15 Ağu 2009

adam Sandıklarımız;Erman Toroğlu


Önce hakkını verelim, zamanın en büyük hakemiydi. Diğeri Ahmet Çakar'dı. Harbiden bi boktular hakemliklerinde. Taraftarlar, yöneticiler, futbolcular kararlarını pek eleştirmezlerdi. Onların hakemliği zamanında hakem yorumcusu maymunlar türemediği için belki işleri kolaydı. Kısaca hakemliklerine hepimiz güvenir, bizim maçımızı yönetmelerini isterdik.

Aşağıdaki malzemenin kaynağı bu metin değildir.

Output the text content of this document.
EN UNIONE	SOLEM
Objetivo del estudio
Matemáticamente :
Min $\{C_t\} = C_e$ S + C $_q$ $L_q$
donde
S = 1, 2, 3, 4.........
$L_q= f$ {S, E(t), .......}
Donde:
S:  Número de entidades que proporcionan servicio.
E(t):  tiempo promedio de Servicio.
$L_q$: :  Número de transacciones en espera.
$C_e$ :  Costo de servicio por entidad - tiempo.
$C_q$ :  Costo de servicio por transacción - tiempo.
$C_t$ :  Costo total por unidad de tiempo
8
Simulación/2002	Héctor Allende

Ancak gel gelelim biz hakemliğini yazmıyoruz burada. Biz Ermaen Toroğlu'nun gündemine takığız. Her seferinde eskiden futbolcu olduğunu başımıza kakar. Ben hatırlıyorum, Türk futbol tarihinin gelmiş geçmiş en kazma, en kasap bekiydi. Gözünü budaktan sakınmaz, acımasız, pislik bir futbolcuydu. Her maç birinin elini ayağına verirdi. Oynadığı sezonlar, Ankaragücü tarihinin en büyük olduğu sezonlardı. 3 sezon örnek vereceğim, sırasıyla 4. 5. 6. oldular. Lig şampiyonu sırasıyla 30 maçta, 34, 47, 43 gol atarak şampiyon olmuştu.


Analiz yaparsak, 3 sezonda Şampiyon, maç başı 1.37 gol ortalamasıyla oynamış. Ve Erman Toroğlu kazmasının bu 3 sezonda golü yok. Bırak golü santrayı geçmemiş. Bu basit istatistikten sonra meseleye geliyorum. Erman Toroğlu, Arda'nın serbest vuruştan Mustafa Sarp'a attırdığı golü yorumlamış. Böyle defans olurmuymuş, adam bom boşmuş. Ligin başı, 40 derece sıcak, kimse kimseyi tanımıyor, son saniyeye kadar maç kopmamış, 3-2 bitmiş maç. Güruh maçı eleştiriyor bu kadar çok gol olduğu için, kalecileri defansçıları yerin dibine sokuyor. Haklı kendisinin zamanında, Ankaragücü çok az gol yemiş, çok az da gol atmış ama olsun. Mesele gol yememekte. Bunlara kalsa maçın iyisi 0-0 biten maç. Daha doğrusu pozisyonsuz maç.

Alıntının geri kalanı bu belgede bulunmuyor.